It didn’t dip or dive with emotion.
Instead, Worsley calmly described his 200-meter swim at the Canadian Olympic Trials. It sounded like just any other race.
Then, you realize that in one of the closest races of the trials, Worsley’s time of 1 minute, 49.06 seconds qualified him for the 2012 Summer Olympics in London.
But that’s Worsley, and it’s a big part of the reason why he is where he is. His demeanor couldn’t be more laid back on the surface.
While he admitted last week that he would be nervous, he showed no signs of it. He had the same demeanor he had years ago when he swam at the University of Denver.
It was the same one he had when watching his brother, Cole, at the Colorado State Swimming Championships three years ago.
It was the same as it was last August before he set out to train for the Olympics.
And it probably will be the same one he has in London in a couple months.
But Worsley’s accomplishment begs another question. Here in Steamboat, Olympians are commonplace.
It’s not unlikely to see one at the store, the gas station or the park.
But where does Worsley’s feat rank? It’s all subjective, but Worsley qualifying for the London games has to rank right up there.
Winter Olympians dot this town’s history. From Billy Kidd to Johnny Spillane and Todd Lodwick, Steamboat’s Winter Olympic history is well documented.
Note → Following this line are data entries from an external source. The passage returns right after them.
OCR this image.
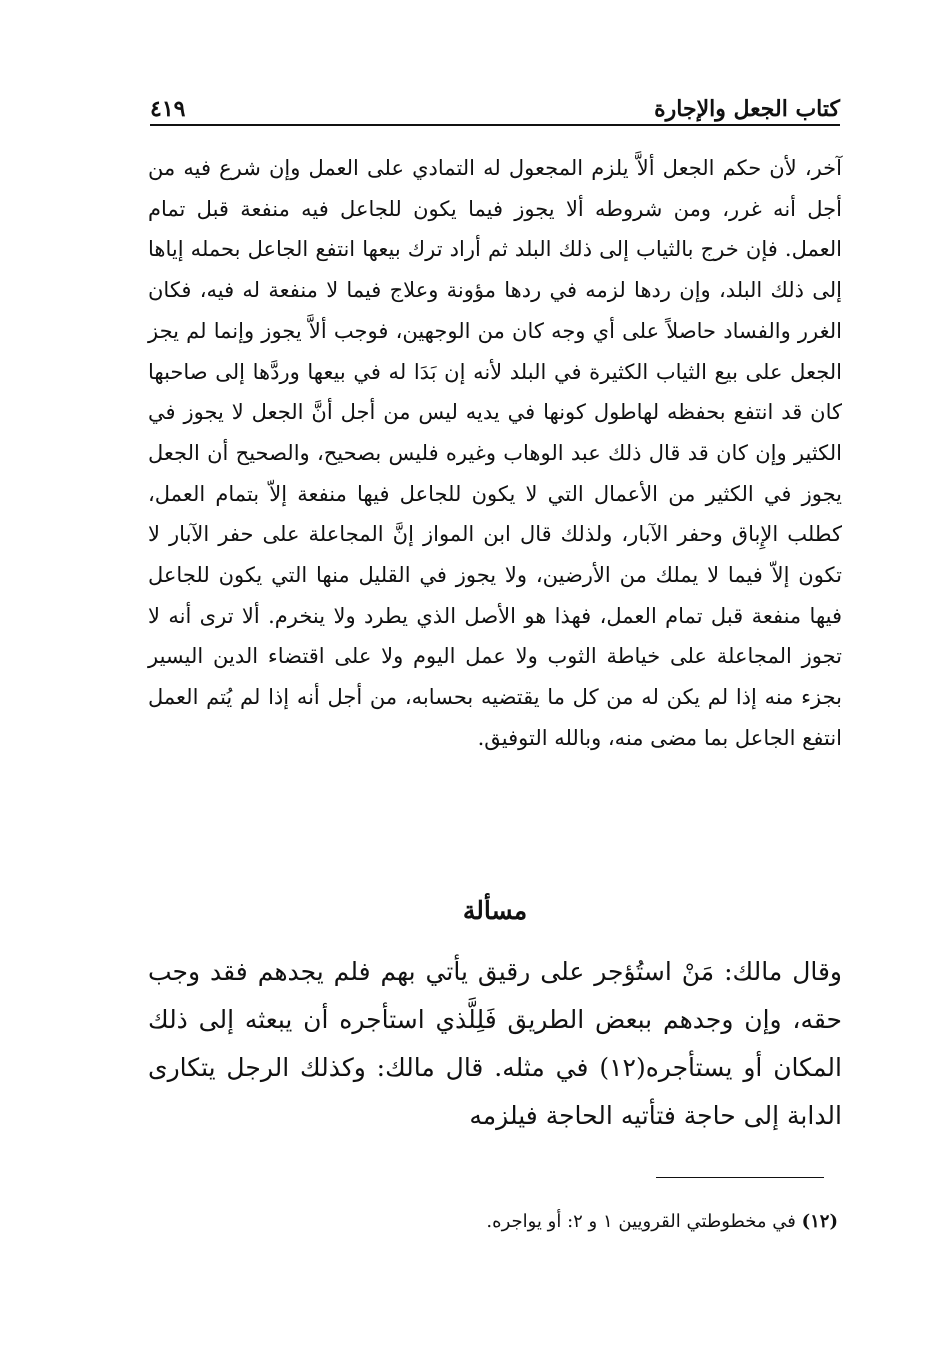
كتاب الجعل والإجارة
٤١٩

آخر، لأن حكم الجعل ألاَّ يلزم المجعول له التمادي على العمل وإن شرع فيه من أجل أنه غرر، ومن شروطه ألا يجوز فيما يكون للجاعل فيه منفعة قبل تمام العمل. فإن خرج بالثياب إلى ذلك البلد ثم أراد ترك بيعها انتفع الجاعل بحمله إياها إلى ذلك البلد، وإن ردها لزمه في ردها مؤونة وعلاج فيما لا منفعة له فيه، فكان الغرر والفساد حاصلاً على أي وجه كان من الوجهين، فوجب ألاَّ يجوز وإنما لم يجز الجعل على بيع الثياب الكثيرة في البلد لأنه إن بَدَا له في بيعها وردَّها إلى صاحبها كان قد انتفع بحفظه لهاطول كونها في يديه ليس من أجل أنَّ الجعل لا يجوز في الكثير وإن كان قد قال ذلك عبد الوهاب وغيره فليس بصحيح، والصحيح أن الجعل يجوز في الكثير من الأعمال التي لا يكون للجاعل فيها منفعة إلاّ بتمام العمل، كطلب الإِباق وحفر الآبار، ولذلك قال ابن المواز إنَّ المجاعلة على حفر الآبار لا تكون إلاّ فيما لا يملك من الأرضين، ولا يجوز في القليل منها التي يكون للجاعل فيها منفعة قبل تمام العمل، فهذا هو الأصل الذي يطرد ولا ينخرم. ألا ترى أنه لا تجوز المجاعلة على خياطة الثوب ولا عمل اليوم ولا على اقتضاء الدين اليسير بجزء منه إذا لم يكن له من كل ما يقتضيه بحسابه، من أجل أنه إذا لم يُتم العمل انتفع الجاعل بما مضى منه، وبالله التوفيق.

مسألة

وقال مالك: مَنْ استُؤجر على رقيق يأتي بهم فلم يجدهم فقد وجب حقه، وإن وجدهم ببعض الطريق فَلِلَّذي استأجره أن يبعثه إلى ذلك المكان أو يستأجره(١٢) في مثله. قال مالك: وكذلك الرجل يتكارى الدابة إلى حاجة فتأتيه الحاجة فيلزمه

(١٢) في مخطوطتي القرويين ١ و ٢: أو يواجره.
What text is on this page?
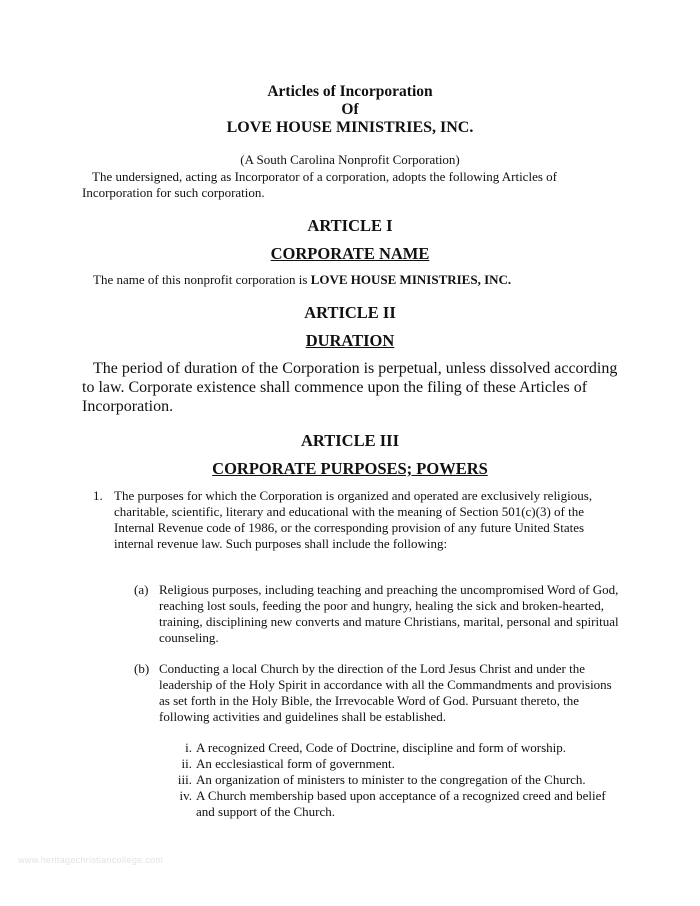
Articles of Incorporation
Of
LOVE HOUSE MINISTRIES, INC.
(A South Carolina Nonprofit Corporation)
The undersigned, acting as Incorporator of a corporation, adopts the following Articles of Incorporation for such corporation.
ARTICLE I
CORPORATE NAME
The name of this nonprofit corporation is LOVE HOUSE MINISTRIES, INC.
ARTICLE II
DURATION
The period of duration of the Corporation is perpetual, unless dissolved according to law. Corporate existence shall commence upon the filing of these Articles of Incorporation.
ARTICLE III
CORPORATE PURPOSES; POWERS
1. The purposes for which the Corporation is organized and operated are exclusively religious, charitable, scientific, literary and educational with the meaning of Section 501(c)(3) of the Internal Revenue code of 1986, or the corresponding provision of any future United States internal revenue law. Such purposes shall include the following:
(a) Religious purposes, including teaching and preaching the uncompromised Word of God, reaching lost souls, feeding the poor and hungry, healing the sick and broken-hearted, training, disciplining new converts and mature Christians, marital, personal and spiritual counseling.
(b) Conducting a local Church by the direction of the Lord Jesus Christ and under the leadership of the Holy Spirit in accordance with all the Commandments and provisions as set forth in the Holy Bible, the Irrevocable Word of God. Pursuant thereto, the following activities and guidelines shall be established.
i. A recognized Creed, Code of Doctrine, discipline and form of worship.
ii. An ecclesiastical form of government.
iii. An organization of ministers to minister to the congregation of the Church.
iv. A Church membership based upon acceptance of a recognized creed and belief and support of the Church.
www.heritagechristiancollege.com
Worsley’s work in the pool, however, rivals that. Sure, he hasn’t won a medal at the Olympics like others, and the notoriety and fanfare around him won’t be the same as the 2010 Olympics in Vancouver.
But judging from the comments by Canadian Olympic coach Randy Bennett, this only could be the beginning.
Bennett described Worsley as an inexperienced swimmer. He said he hopes that Worsley, no matter what happens in London, will continue swimming through the next Olympics. Bennett said if Worsley does that, he could envision Worsley being at the top of his sport.
Still, being a summer Olympian from Steamboat is quite the coup. Where winter Olympians have the advantage of Steamboat’s natural climate, Howelsen Hill and Steamboat Ski Area, Worsley had none of that.
Worsley spent winters swimming outside in a pool. Maybe it toughened him up, but not having an indoor swimming option in Steamboat wasn’t an advantage.
But through it, Worsley was able to earn a scholarship to Denver. He was able to earn a spot on the Canadian National team and, now, a spot on the Canadian Olympic team.
Regardless of where that ranks in Steamboat Olympic lore, the accomplishment places Worsley in select company.